|Credit: Lorenzo Lovato|
Editor's Note: See our new 2009 Leonids Meteor Shower Viewer's Guide. The story below was published in 2008.
The annual Leonid meteor shower put on some dramatic sky shows in 1999 and 2001, but in recent years the event has been comparatively mundane.
Next year could be another doozie.
Astronomers now predict the 2009 Leonids could produce more than 500 shooting stars per hour for skywatchers with clear skies in certain locations. Asia looks to have the best seats, but North America might not be left out.
Such a rate would be much less than the brilliant displays a few years back, but still delightful to watch.
"On Nov. 17, 2009, we expect the Leonids to produce upwards of 500 meteors per hour," said Bill Cooke of the NASA Marshall Space Flight Center. "That's a very strong display."
Astronomers from Caltech and NASA base their joint prediction on an outburst that occurred this year, on Nov. 17, that they figure heralds even more intense activity next November.
The Leonids are created by bits of debris left behind by the repeat passages through the inner solar system of comet 55P/Tempel-Tuttle. There are several streams. This year, Earth passed through one laid down in the year 1466. Most astronomers did not expect it to produce much.

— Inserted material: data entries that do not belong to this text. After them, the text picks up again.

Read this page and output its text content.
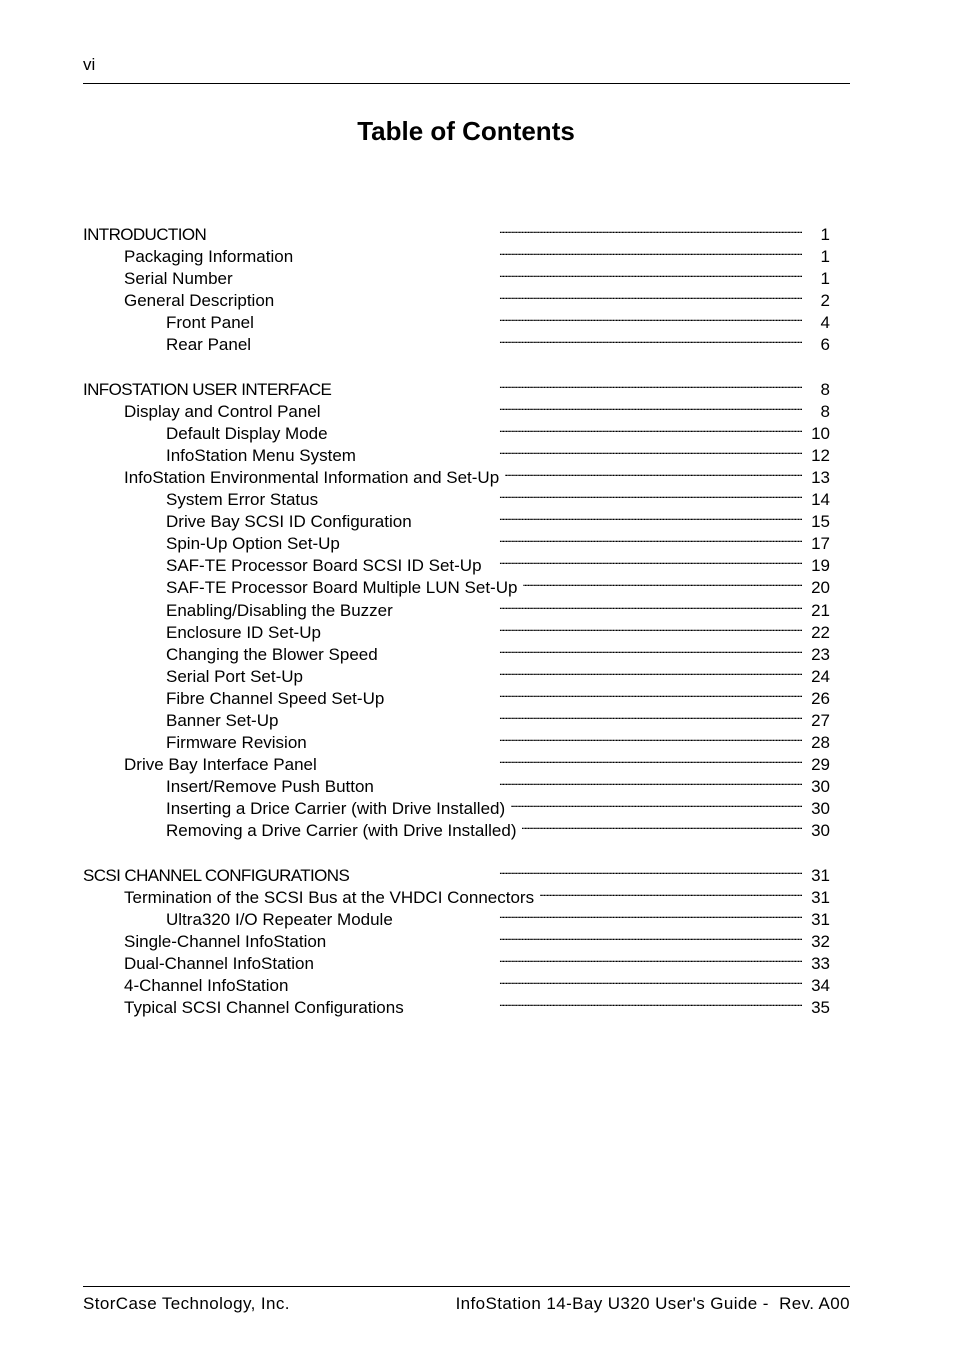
vi
Table of Contents
INTRODUCTION . . .	1
Packaging Information . . .	1
Serial Number . . .	1
General Description . . .	2
Front Panel . . .	4
Rear Panel . . .	6
INFOSTATION USER INTERFACE . . .	8
Display and Control Panel . . .	8
Default Display Mode . . .	10
InfoStation Menu System . . .	12
InfoStation Environmental Information and Set-Up . . .	13
System Error Status . . .	14
Drive Bay SCSI ID Configuration . . .	15
Spin-Up Option Set-Up . . .	17
SAF-TE Processor Board SCSI ID Set-Up . . .	19
SAF-TE Processor Board Multiple LUN Set-Up . . .	20
Enabling/Disabling the Buzzer . . .	21
Enclosure ID Set-Up . . .	22
Changing the Blower Speed . . .	23
Serial Port Set-Up . . .	24
Fibre Channel Speed Set-Up . . .	26
Banner Set-Up . . .	27
Firmware Revision . . .	28
Drive Bay Interface Panel . . .	29
Insert/Remove Push Button . . .	30
Inserting a Drice Carrier (with Drive Installed) . . .	30
Removing a Drive Carrier (with Drive Installed) . . .	30
SCSI CHANNEL CONFIGURATIONS . . .	31
Termination of the SCSI Bus at the VHDCI Connectors . . .	31
Ultra320 I/O Repeater Module . . .	31
Single-Channel InfoStation . . .	32
Dual-Channel InfoStation . . .	33
4-Channel InfoStation . . .	34
Typical SCSI Channel Configurations . . .	35
StorCase Technology, Inc.	InfoStation 14-Bay U320 User's Guide -  Rev. A00
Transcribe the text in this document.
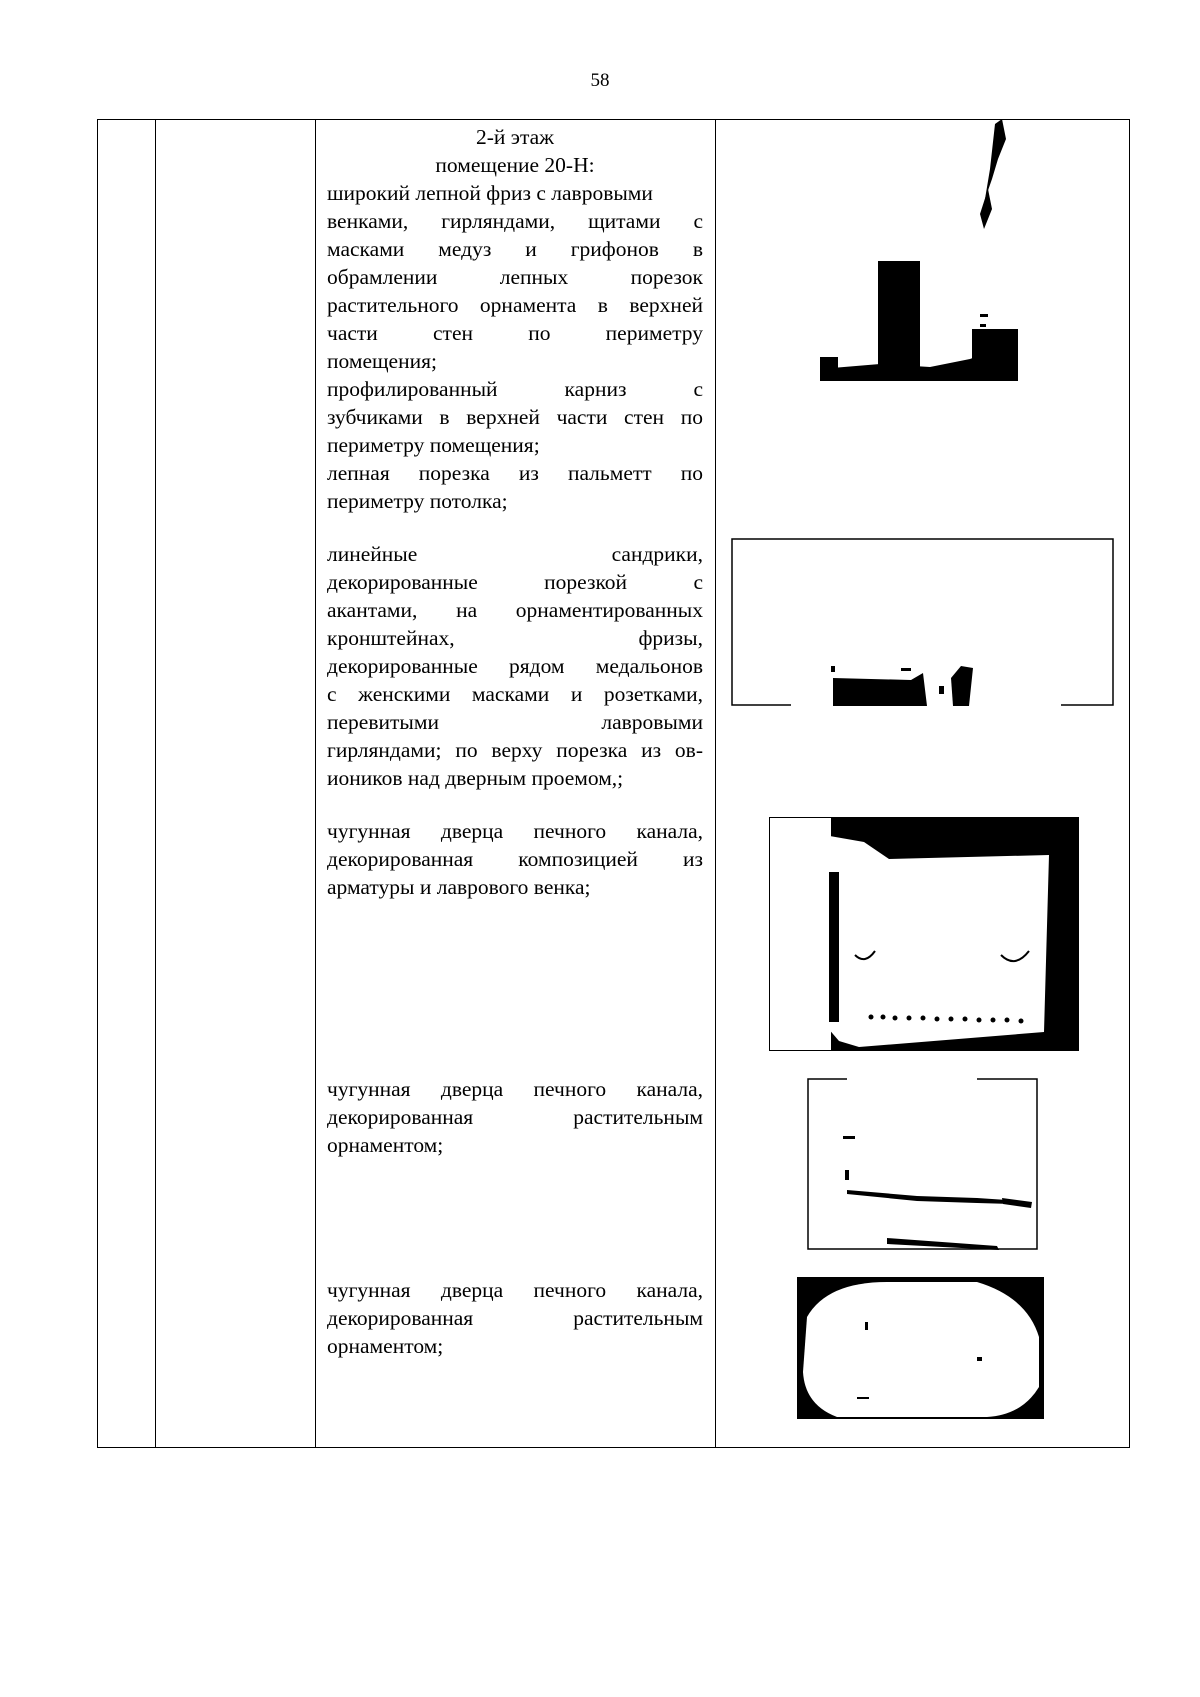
58
2-й этаж
помещение 20-Н:
широкий лепной фриз с лавровыми
венками, гирляндами, щитами с
масками медуз и грифонов в
обрамлении лепных порезок
растительного орнамента в верхней
части стен по периметру
помещения;
профилированный карниз с
зубчиками в верхней части стен по
периметру помещения;
лепная порезка из пальметт по
периметру потолка;
линейные сандрики,
декорированные порезкой с
акантами, на орнаментированных
кронштейнах, фризы,
декорированные рядом медальонов
с женскими масками и розетками,
перевитыми лавровыми
гирляндами; по верху порезка из ов-
иоников над дверным проемом,;
чугунная дверца печного канала,
декорированная композицией из
арматуры и лаврового венка;
чугунная дверца печного канала,
декорированная растительным
орнаментом;
чугунная дверца печного канала,
декорированная растительным
орнаментом;
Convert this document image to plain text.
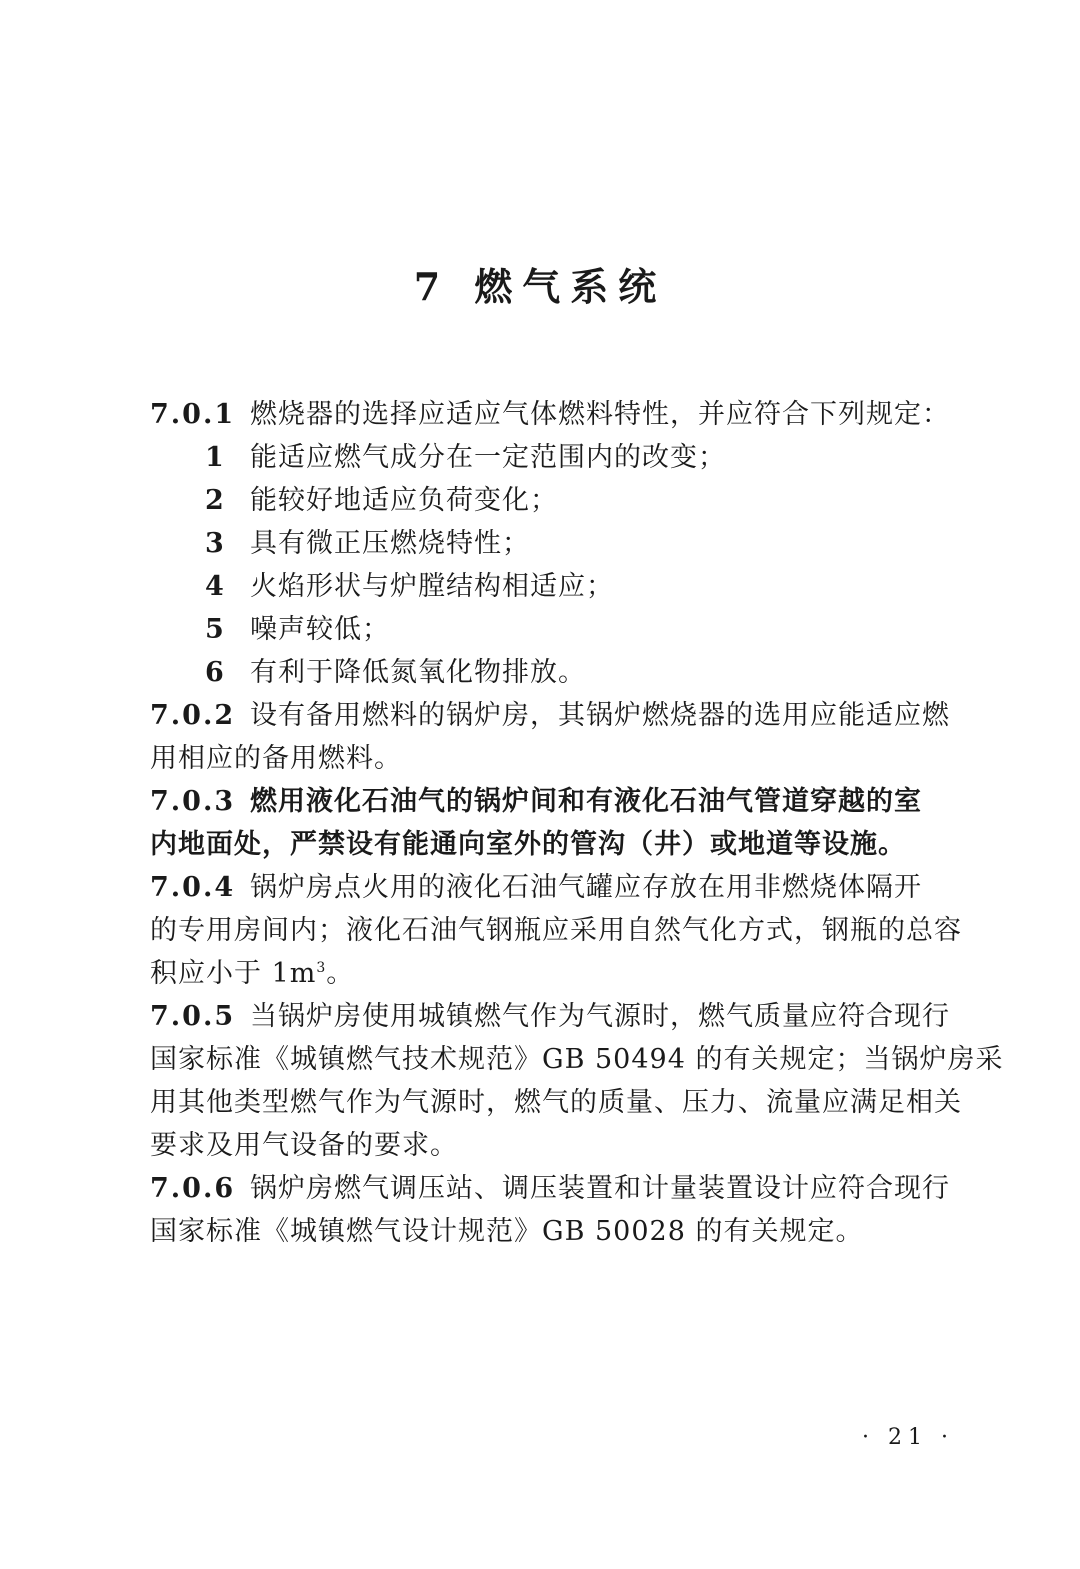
7 燃气系统
7.0.1 燃烧器的选择应适应气体燃料特性，并应符合下列规定：
1 能适应燃气成分在一定范围内的改变；
2 能较好地适应负荷变化；
3 具有微正压燃烧特性；
4 火焰形状与炉膛结构相适应；
5 噪声较低；
6 有利于降低氮氧化物排放。
7.0.2 设有备用燃料的锅炉房，其锅炉燃烧器的选用应能适应燃
用相应的备用燃料。
7.0.3 燃用液化石油气的锅炉间和有液化石油气管道穿越的室
内地面处，严禁设有能通向室外的管沟（井）或地道等设施。
7.0.4 锅炉房点火用的液化石油气罐应存放在用非燃烧体隔开
的专用房间内；液化石油气钢瓶应采用自然气化方式，钢瓶的总容
积应小于 $1m^3$。
7.0.5 当锅炉房使用城镇燃气作为气源时，燃气质量应符合现行
国家标准《城镇燃气技术规范》GB 50494 的有关规定；当锅炉房采
用其他类型燃气作为气源时，燃气的质量、压力、流量应满足相关
要求及用气设备的要求。
7.0.6 锅炉房燃气调压站、调压装置和计量装置设计应符合现行
国家标准《城镇燃气设计规范》GB 50028 的有关规定。
· 21 ·
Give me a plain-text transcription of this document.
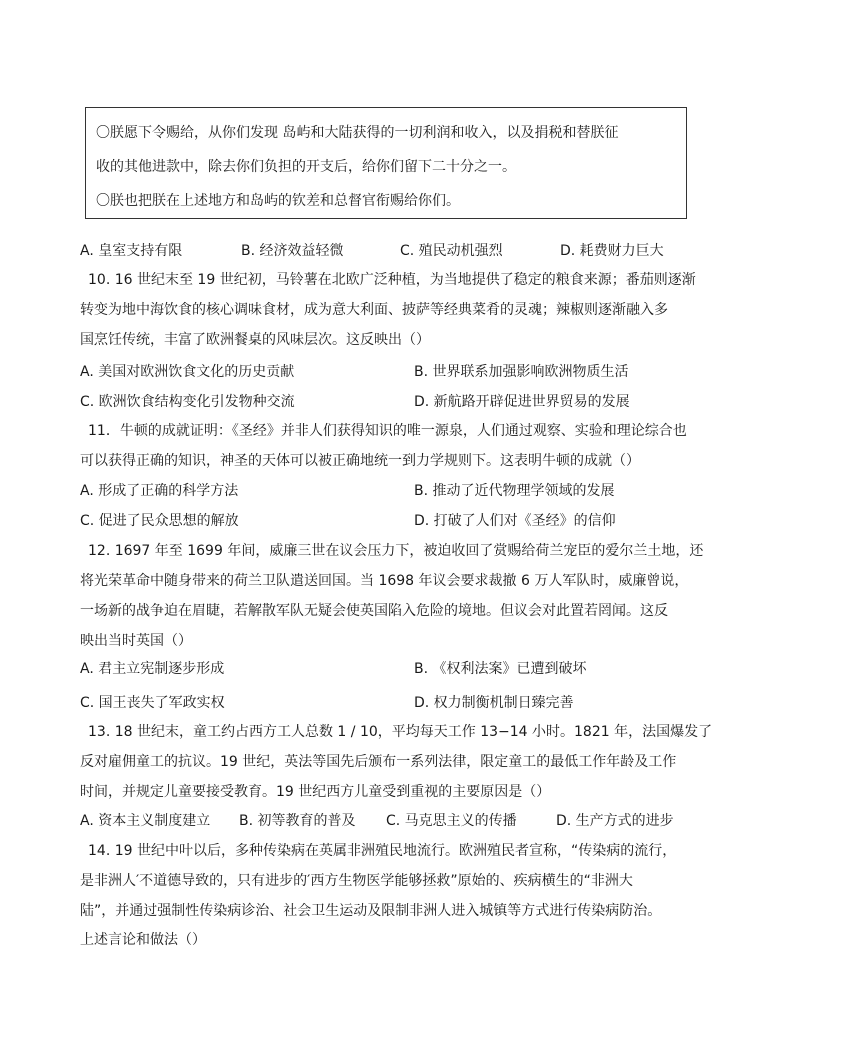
〇朕愿下令赐给，从你们发现 岛屿和大陆获得的一切利润和收入，以及捐税和替朕征
收的其他进款中，除去你们负担的开支后，给你们留下二十分之一。
〇朕也把朕在上述地方和岛屿的钦差和总督官衔赐给你们。
A. 皇室支持有限	B. 经济效益轻微	C. 殖民动机强烈	D. 耗费财力巨大
10. 16 世纪末至 19 世纪初，马铃薯在北欧广泛种植，为当地提供了稳定的粮食来源；番茄则逐渐
转变为地中海饮食的核心调味食材，成为意大利面、披萨等经典菜肴的灵魂；辣椒则逐渐融入多
国烹饪传统，丰富了欧洲餐桌的风味层次。这反映出（）
A. 美国对欧洲饮食文化的历史贡献	B. 世界联系加强影响欧洲物质生活
C. 欧洲饮食结构变化引发物种交流	D. 新航路开辟促进世界贸易的发展
11．牛顿的成就证明：《圣经》并非人们获得知识的唯一源泉，人们通过观察、实验和理论综合也
可以获得正确的知识，神圣的天体可以被正确地统一到力学规则下。这表明牛顿的成就（）
A. 形成了正确的科学方法	B. 推动了近代物理学领域的发展
C. 促进了民众思想的解放	D. 打破了人们对《圣经》的信仰
12. 1697 年至 1699 年间，威廉三世在议会压力下，被迫收回了赏赐给荷兰宠臣的爱尔兰土地，还
将光荣革命中随身带来的荷兰卫队遣送回国。当 1698 年议会要求裁撤 6 万人军队时，威廉曾说，
一场新的战争迫在眉睫，若解散军队无疑会使英国陷入危险的境地。但议会对此置若罔闻。这反
映出当时英国（）
A. 君主立宪制逐步形成	B. 《权利法案》已遭到破坏
C. 国王丧失了军政实权	D. 权力制衡机制日臻完善
13. 18 世纪末，童工约占西方工人总数 1 / 10，平均每天工作 13−14 小时。1821 年，法国爆发了
反对雇佣童工的抗议。19 世纪，英法等国先后颁布一系列法律，限定童工的最低工作年龄及工作
时间，并规定儿童要接受教育。19 世纪西方儿童受到重视的主要原因是（）
A. 资本主义制度建立 B. 初等教育的普及 C. 马克思主义的传播	D. 生产方式的进步
14. 19 世纪中叶以后，多种传染病在英属非洲殖民地流行。欧洲殖民者宣称，“传染病的流行，
是非洲人′不道德导致的，只有进步的′西方生物医学能够拯救”原始的、疾病横生的“非洲大
陆”，并通过强制性传染病诊治、社会卫生运动及限制非洲人进入城镇等方式进行传染病防治。
上述言论和做法（）
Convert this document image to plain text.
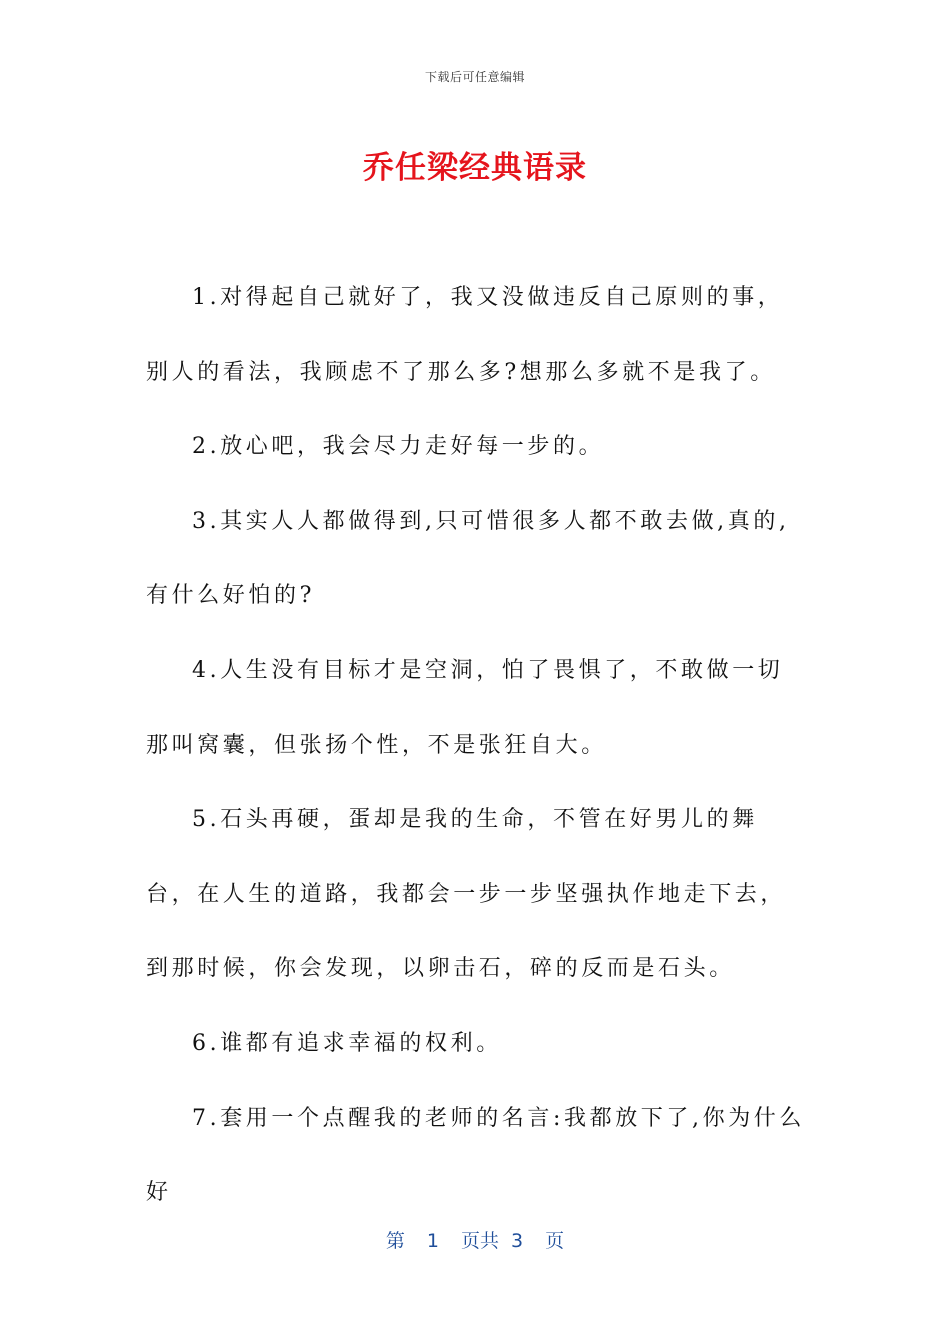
下载后可任意编辑
乔任梁经典语录

1.对得起自己就好了，我又没做违反自己原则的事，别人的看法，我顾虑不了那么多?想那么多就不是我了。

2.放心吧，我会尽力走好每一步的。

3.其实人人都做得到,只可惜很多人都不敢去做,真的,有什么好怕的?

4.人生没有目标才是空洞，怕了畏惧了，不敢做一切那叫窝囊，但张扬个性，不是张狂自大。

5.石头再硬，蛋却是我的生命，不管在好男儿的舞台，在人生的道路，我都会一步一步坚强执作地走下去，到那时候，你会发现，以卵击石，碎的反而是石头。

6.谁都有追求幸福的权利。

7.套用一个点醒我的老师的名言:我都放下了,你为什么好

第 1 页共 3 页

But observers in Asia and Europe counted as many as 100 meteors per hour, according to a NASA statement today. That shows the 1466 stream is rich in meteor-producing debris. And in 2009, our planet will pass through this stream again, but this time closer to its center, where more material should be there to slam into our atmosphere.
The stuff, typically the size of a sand grain, vaporizes in the atmosphere. Some pea-sized objects create dramatic fireballs.
When showers exceed 1,000 meteors per hour, they are called storms. This one is not expected to reach that level.
The timing: "We predict a sub-storm level outburst on Nov. 17, 2009, peaking sometime between 21:34 and 21:44 UT," Cooke said. That favors observers in Asia, although Cooke won't rule out a nice show over North America when darkness falls hours after the peak. "I hope so," he said. "It's a long way to Mongolia."